This is a “surprise” review because Transparent was not a television series that I expected to be watching. At least, not watching anytime soon; perhaps ever.
Don’t misinterpret what I’m saying, please. It has nothing to do with the subject matter. While it’s true that I don’t have an overwhelming interest in transgender studies, that doesn’t mean that I would go out of my way to avoid the topic. It’s just that there’s a whole lot of stuff out there to watch, much of it well within my wheelhouse. I just didn’t think this was one of the shows that was going to make the cut on my already-crowded list.
As with many things in my life, it was my wife, Sharon, who made the difference here.
Since we finished watching Grimm a while back, we haven’t really had a series that we watch together. Our interests tend to diverge in regards to television. Her tastes are largely reality-TV focused, and there’s absolutely nothing wrong with that. My tastes lean heavily towards fiction, and within that subset, heavily towards speculative fiction—superhero shows, or science-fiction type programming. And, no, I don’t think there’s anything wrong with that either. Occasionally, a show such as Grimm will catch our mutual interest. Or, Lost, which we watched together. Or, This Is Us, which was one of our favorites last season.
Sharon had recorded a few episodes of Transparent on the Sundance Channel. After watching these, she told me that she thought I would like the program. Based on her recommendation, I was willing to give it a shot. As always, my beautiful and perceptive wife was correct. I love this show.

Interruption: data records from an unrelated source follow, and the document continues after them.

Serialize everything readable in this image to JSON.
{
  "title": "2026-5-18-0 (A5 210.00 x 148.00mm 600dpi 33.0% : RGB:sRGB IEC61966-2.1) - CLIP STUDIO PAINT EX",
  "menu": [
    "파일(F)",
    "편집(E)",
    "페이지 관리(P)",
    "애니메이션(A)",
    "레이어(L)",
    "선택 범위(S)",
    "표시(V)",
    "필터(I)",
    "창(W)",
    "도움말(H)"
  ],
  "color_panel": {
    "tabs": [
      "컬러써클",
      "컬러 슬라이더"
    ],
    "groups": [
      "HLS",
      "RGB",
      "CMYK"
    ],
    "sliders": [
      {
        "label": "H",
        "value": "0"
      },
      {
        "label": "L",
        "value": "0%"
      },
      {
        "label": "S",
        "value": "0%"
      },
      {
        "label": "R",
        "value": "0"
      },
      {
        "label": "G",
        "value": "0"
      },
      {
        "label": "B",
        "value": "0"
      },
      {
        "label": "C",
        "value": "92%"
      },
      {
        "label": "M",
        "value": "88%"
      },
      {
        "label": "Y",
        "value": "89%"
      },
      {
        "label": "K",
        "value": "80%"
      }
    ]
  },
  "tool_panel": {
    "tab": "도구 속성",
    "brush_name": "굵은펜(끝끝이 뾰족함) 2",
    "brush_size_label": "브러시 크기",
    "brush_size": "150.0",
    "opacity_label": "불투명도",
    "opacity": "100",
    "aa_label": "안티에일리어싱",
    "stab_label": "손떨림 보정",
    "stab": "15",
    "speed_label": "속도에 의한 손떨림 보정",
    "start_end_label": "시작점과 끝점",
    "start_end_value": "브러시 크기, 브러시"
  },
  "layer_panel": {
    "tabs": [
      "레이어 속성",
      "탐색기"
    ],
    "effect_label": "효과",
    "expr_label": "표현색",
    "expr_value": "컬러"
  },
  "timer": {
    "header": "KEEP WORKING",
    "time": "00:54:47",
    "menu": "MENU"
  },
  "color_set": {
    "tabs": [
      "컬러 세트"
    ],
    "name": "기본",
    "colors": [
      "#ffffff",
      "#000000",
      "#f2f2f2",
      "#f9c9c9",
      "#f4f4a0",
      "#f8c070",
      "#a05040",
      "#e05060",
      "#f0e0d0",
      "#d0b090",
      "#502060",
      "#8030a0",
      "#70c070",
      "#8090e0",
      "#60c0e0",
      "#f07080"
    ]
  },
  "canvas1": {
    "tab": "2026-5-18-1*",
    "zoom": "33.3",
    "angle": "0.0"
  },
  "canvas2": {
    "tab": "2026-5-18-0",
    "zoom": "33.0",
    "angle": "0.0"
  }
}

I immediately located the show on our Kodi smart TV box, so that we could watch it without commercials, and we plowed our way through the 10-episode first season.
I was already a Jeffrey Tambour fan from his days as Hank Kingsley on The Larry Sanders Show and as George Bluth on Arrested Development. In Transparent, he plays retired political science professor Mort Pfefferman, who has decided, late in life, to live as his feminine identity Maura Pfefferman. The first season is mostly about Maura coming out to her family and their reaction. As it turns out, his ex-wife Shelly (played by Judith Light), has known about the feminine side of Mort for years. Their eldest child, daughter Sarah (Amy Landecker) is at first the most accepting of their offspring, but she is going through her own “coming-out” as well, as she leaves her husband for an ex-roomate she once had a lesbian relationship with. Son Josh (Jay Duplass) is a music producer who has trouble maintaining a relationship with any woman, and he is intially the most resistant to his father’s new lifestyle. Youngest daughter Alexandra, or Ali (Gaby Hoffman), seems to be a lost soul refusing to grow up, and she is also exploring her own sexuality in the series. Strictly heterosexual during the first season, but her best friend Syd Feldman (Carrie Brownstein) admits that she’s sexually attracted to Ali before the season ends. I imagine this will take the Ali character to new places.
The show also actively explores Jewish religious themes. The Pfefferman’s are culturally Jewish, but they’re far from devout. Josh begins a relationship with Rabbi Raquel Fein (Kathryn Hahn) during Season 1. Shelly’s second husband, Ed, passes away during the season, so we get to peek into Jewish funeral customs and rites.
For a non-Jewish viewer such as myself, this look into the world of Judaism is as unfamiliar as the exposure to the transgender community issues. I am always interested in learning more about subjects I know little about.
The series is hard to pin down to a single genre. Much like This is Us. It is drama. It is comedy. It is slice-of-life and fantasy at the same time. There’s a lot of sex and occasional nudity on the program, so it’s not for the kiddies. And the transgender topics are handled with sensitivity and taste. I would prefer to watch this over anything with Caitlyn Jenner in it any day. I don’t mean to offend anyone with that statement. I just can’t stomach watching anything Kardashian adjacent.
The main cast is fantastic, but the supporting cast is equally so. Melora Hardin plays Sarah’s lesbian love interest Tammy. I knew her face but couldn’t place her until I Googled her. She played Jan Levinson on the American version of The Office. She was great on that show as well. Rob Heubel is a familiar face from television and movie comedies, and he is excellent as Sarah Pfefferman’s husband. Bradley Whitford plays Mort’s cross-dressing friend Mark, and appears in several episodes as Marcy.
I enjoyed watching the first season of this series. And I look forward to catching up on the rest.
See, a show doesn’t have to have superheroes or Klingons in it for me to watch it.